Excelente produção nacional com a assinatura do muito talentoso diretor Karim Ainouz trouxe uma grande polêmica desnecessária e vergonhosa ao cinema nacional, o que o tornou, na mesma medida, um dos filmes mais comentados do ano de 2014. Esses comentários, infelizmente, centraram-se mais no seu conteúdo “polêmico” do que por sua qualidade em si. O fato é que é brilhante a história de autodescobrimento de Donato (Wagner Moura), uma figura tão heroica na visão de seu irmão mais jovem, Ayrton (Jesuíta Barbosa. Ator sensacional) que na verdade encontra-se dividido entre as expectativas e pressões externas e seus desejos, anseios e, principalmente, medos que o levam a tomar guinadas inesperadas e extremistas em sua vida é uma produção bastante intimista e muito forte em sua temática, bem como em seu visual memorável. Filme nacional imperdível de 2014, para mostrar a todos que ainda acreditam que cinema nacional é só baixaria que nosso cinema é muito competente sim.
9. Loucamente apaixonados (Like crazy, 2011)

Meu atual protegido. Loucamente apaixonados centra-se no amor intenso de um jovem casal que parece, simplesmente, perfeito um para o outro. A questão aqui é que este não é um filme de romance tradicional, então, não, o amor não é o bastante. Entre Anna e Jacob existem vários impedimentos que só os afastam cada vez mais. Por mais que seja tentador se render aos desejos pessoais, todos sabemos que o mundo, na maioria das vezes, conspira contra nossa felicidade plena. Então, entre o casal temos impedimentos diversos, mas todos muito aplicáveis à vida real. Impedimentos geográficos, laborais, pessoais e, principalmente, burocráticos (poucas coisas são piores que burocracia excessiva) acabam distanciando bastante o casal.
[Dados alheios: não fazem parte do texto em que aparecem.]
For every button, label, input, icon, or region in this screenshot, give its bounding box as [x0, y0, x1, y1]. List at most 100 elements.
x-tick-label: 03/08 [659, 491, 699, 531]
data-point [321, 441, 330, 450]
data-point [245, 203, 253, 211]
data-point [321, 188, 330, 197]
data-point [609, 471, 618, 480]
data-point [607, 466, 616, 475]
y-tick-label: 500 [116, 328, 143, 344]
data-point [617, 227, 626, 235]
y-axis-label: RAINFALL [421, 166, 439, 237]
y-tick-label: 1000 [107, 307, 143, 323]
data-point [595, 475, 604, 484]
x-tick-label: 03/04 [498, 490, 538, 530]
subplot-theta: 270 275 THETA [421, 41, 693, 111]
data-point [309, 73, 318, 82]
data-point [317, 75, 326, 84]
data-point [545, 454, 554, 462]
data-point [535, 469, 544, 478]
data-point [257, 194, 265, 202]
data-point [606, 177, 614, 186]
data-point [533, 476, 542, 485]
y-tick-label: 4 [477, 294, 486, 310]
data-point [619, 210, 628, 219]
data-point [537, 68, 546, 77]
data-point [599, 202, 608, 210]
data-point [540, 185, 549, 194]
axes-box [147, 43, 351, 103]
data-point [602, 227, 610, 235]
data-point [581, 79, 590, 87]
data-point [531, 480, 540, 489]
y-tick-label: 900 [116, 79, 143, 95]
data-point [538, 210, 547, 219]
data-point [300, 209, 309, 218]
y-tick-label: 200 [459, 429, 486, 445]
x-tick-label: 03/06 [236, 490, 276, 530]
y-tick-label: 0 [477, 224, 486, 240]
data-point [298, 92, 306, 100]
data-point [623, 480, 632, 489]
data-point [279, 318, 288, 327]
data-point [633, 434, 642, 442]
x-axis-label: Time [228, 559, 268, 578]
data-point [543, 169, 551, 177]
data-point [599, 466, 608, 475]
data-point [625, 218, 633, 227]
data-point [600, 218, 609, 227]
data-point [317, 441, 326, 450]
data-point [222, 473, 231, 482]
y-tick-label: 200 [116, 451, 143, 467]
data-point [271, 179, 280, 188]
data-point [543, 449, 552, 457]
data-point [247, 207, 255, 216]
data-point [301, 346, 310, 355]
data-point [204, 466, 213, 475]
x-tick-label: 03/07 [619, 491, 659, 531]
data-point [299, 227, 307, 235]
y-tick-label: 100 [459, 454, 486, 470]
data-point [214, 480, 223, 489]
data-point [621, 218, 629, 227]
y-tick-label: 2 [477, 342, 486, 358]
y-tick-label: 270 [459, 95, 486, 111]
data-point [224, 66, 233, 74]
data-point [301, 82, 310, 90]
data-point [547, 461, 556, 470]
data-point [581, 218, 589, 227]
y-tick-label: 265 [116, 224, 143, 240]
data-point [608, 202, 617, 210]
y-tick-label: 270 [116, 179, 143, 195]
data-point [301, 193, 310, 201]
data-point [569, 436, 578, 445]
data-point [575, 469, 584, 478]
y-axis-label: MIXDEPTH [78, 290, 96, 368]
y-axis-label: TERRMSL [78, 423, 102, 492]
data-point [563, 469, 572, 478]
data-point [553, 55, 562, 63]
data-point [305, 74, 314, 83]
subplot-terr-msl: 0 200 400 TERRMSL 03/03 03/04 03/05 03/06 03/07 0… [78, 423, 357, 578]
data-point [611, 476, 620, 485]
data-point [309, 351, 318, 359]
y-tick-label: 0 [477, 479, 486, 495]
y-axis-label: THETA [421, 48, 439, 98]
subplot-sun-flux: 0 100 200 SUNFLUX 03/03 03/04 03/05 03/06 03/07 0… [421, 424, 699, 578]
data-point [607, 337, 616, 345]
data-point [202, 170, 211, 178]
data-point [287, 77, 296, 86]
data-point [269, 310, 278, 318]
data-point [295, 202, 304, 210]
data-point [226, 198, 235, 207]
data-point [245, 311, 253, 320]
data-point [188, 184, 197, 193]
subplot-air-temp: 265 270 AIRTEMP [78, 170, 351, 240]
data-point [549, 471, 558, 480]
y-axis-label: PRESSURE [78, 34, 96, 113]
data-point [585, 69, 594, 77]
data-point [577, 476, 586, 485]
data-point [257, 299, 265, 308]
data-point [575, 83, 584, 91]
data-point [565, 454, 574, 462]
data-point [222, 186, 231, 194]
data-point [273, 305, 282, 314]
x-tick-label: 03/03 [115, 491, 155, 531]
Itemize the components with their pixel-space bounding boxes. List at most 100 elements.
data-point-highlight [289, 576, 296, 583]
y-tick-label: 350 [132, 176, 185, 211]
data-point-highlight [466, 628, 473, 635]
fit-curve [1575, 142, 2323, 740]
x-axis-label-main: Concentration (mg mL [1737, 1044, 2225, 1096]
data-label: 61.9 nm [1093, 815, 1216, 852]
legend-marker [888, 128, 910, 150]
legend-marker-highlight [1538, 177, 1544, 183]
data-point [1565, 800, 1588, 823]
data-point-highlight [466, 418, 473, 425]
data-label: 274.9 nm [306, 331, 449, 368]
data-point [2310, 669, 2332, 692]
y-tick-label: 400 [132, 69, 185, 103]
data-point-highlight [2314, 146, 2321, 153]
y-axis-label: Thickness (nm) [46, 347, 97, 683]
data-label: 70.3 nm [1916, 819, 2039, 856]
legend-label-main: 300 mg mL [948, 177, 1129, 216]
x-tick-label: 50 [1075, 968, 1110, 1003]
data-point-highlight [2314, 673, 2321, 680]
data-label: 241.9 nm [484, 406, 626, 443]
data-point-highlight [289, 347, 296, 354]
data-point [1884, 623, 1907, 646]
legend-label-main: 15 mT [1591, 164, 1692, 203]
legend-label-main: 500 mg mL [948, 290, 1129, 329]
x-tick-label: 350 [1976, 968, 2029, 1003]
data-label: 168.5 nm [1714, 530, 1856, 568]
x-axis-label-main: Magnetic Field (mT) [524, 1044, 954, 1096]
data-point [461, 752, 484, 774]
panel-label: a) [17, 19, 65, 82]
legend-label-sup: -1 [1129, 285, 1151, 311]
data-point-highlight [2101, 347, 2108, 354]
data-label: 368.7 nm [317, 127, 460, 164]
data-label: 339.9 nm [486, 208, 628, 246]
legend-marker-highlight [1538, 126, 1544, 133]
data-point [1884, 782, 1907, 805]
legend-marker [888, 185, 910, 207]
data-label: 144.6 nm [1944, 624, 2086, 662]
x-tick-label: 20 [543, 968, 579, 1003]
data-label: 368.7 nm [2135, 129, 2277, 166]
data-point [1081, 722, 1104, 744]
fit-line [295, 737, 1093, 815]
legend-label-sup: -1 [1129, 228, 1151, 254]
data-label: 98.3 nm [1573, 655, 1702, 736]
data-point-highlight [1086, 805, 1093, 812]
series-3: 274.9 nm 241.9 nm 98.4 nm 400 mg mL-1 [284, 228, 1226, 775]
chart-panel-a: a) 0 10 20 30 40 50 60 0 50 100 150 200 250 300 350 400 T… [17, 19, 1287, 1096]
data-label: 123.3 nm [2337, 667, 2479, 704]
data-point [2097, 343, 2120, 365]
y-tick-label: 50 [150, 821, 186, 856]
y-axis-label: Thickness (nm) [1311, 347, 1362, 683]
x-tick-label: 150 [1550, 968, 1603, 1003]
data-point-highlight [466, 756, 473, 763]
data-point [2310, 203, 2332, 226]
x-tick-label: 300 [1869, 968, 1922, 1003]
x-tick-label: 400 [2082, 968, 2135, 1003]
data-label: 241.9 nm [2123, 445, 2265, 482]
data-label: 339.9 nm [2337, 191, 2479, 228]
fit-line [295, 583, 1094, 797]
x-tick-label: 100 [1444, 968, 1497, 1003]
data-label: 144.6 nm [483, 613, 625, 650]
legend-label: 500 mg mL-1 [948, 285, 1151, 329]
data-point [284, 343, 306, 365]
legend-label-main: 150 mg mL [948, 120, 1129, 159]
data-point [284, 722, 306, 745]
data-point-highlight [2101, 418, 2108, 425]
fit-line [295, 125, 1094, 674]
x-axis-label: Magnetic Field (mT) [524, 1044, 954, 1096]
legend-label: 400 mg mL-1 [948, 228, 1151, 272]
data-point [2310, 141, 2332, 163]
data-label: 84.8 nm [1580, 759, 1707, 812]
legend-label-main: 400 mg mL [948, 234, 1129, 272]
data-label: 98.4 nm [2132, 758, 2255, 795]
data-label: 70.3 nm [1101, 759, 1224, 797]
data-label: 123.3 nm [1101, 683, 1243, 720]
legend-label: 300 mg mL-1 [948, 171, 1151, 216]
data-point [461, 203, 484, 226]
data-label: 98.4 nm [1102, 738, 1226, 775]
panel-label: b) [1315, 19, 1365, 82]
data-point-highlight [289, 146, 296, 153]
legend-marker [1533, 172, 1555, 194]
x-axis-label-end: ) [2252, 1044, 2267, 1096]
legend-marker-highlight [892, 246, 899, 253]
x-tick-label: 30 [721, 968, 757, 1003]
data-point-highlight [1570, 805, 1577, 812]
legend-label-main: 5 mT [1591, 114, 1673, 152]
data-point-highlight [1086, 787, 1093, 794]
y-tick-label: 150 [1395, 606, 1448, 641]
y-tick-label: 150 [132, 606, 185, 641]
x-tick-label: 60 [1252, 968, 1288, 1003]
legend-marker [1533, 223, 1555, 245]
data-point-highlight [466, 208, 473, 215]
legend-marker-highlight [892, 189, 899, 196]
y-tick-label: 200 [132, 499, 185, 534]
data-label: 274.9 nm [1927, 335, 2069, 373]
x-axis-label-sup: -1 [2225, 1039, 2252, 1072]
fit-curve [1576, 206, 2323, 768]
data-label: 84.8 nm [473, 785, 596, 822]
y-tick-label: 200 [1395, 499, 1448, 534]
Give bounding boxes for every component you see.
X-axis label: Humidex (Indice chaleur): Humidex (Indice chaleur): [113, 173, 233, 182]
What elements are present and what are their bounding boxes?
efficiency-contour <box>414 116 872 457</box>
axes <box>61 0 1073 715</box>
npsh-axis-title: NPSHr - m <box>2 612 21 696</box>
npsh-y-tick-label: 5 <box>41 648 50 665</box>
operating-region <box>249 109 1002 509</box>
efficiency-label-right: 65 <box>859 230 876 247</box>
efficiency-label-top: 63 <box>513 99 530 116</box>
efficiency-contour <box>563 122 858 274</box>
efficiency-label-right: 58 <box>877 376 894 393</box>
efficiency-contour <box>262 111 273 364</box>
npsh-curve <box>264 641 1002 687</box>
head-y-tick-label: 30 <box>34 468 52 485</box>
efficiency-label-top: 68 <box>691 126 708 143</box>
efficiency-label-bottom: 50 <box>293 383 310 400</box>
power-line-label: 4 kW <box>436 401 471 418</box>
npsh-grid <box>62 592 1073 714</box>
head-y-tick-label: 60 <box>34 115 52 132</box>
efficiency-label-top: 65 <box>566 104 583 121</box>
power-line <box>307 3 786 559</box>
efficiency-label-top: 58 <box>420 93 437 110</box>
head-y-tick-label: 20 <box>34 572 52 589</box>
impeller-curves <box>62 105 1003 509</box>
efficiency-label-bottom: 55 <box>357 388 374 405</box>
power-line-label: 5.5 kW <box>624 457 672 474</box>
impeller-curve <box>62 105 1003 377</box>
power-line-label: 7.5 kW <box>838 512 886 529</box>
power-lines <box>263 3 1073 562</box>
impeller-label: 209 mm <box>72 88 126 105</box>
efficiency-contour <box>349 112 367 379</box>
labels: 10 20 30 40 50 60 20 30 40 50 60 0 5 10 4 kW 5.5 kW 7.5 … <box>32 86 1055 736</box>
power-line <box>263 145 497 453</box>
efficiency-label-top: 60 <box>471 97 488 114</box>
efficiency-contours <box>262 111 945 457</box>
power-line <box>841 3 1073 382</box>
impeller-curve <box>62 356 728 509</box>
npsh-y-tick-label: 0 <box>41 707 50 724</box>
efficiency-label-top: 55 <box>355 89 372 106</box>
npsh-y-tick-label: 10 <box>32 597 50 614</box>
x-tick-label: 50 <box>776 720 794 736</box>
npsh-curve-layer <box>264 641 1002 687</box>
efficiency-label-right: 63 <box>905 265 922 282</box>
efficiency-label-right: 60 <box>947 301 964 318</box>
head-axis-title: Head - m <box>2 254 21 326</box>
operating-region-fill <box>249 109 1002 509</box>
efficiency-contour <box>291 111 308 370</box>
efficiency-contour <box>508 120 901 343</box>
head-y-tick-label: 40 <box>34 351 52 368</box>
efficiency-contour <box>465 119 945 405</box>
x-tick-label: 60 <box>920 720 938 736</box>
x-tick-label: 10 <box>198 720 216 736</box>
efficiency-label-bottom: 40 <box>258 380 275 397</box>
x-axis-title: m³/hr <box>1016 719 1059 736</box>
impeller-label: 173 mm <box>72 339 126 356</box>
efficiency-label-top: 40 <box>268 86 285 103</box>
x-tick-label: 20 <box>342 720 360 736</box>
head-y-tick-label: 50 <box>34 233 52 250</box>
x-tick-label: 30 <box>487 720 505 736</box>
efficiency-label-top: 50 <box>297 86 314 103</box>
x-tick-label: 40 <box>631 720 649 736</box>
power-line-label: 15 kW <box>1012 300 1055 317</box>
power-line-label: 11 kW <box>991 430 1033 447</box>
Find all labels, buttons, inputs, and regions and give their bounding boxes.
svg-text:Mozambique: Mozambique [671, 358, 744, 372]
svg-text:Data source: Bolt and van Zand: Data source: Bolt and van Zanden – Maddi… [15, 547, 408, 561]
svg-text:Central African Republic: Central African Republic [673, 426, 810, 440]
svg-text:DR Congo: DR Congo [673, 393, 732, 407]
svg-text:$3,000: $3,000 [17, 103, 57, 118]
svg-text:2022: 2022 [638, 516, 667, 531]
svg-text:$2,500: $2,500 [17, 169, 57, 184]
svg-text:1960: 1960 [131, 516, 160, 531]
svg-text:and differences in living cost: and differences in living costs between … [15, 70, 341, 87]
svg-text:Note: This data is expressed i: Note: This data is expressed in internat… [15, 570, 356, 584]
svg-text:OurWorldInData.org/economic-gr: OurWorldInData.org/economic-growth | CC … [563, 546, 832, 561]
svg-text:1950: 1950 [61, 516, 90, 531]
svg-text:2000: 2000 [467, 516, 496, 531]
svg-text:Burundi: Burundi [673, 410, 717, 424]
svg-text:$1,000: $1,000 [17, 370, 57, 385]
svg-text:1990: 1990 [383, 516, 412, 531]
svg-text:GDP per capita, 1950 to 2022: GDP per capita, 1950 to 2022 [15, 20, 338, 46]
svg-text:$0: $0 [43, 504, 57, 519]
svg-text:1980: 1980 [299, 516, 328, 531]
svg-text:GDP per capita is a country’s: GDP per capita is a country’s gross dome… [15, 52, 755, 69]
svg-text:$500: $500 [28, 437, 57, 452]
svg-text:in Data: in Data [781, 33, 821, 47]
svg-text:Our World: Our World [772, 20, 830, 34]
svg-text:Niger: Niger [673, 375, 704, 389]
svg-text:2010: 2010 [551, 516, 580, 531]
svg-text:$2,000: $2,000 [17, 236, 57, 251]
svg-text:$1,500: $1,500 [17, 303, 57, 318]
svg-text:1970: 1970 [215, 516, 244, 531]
Até quando o amor é capaz de suportar ao tempo, à distância, à solidão e às frustrações? Um filme visualmente muito belo com atores bastante entrosados. Um romance intimista, delicado, simples e bastante palpável. Não tem a força dramática de um Blue Valentine, mas ainda se propõe a caracterizar o amor de uma maneira real e moderna, sem deixar de lado a face bucólica e a melancolia. 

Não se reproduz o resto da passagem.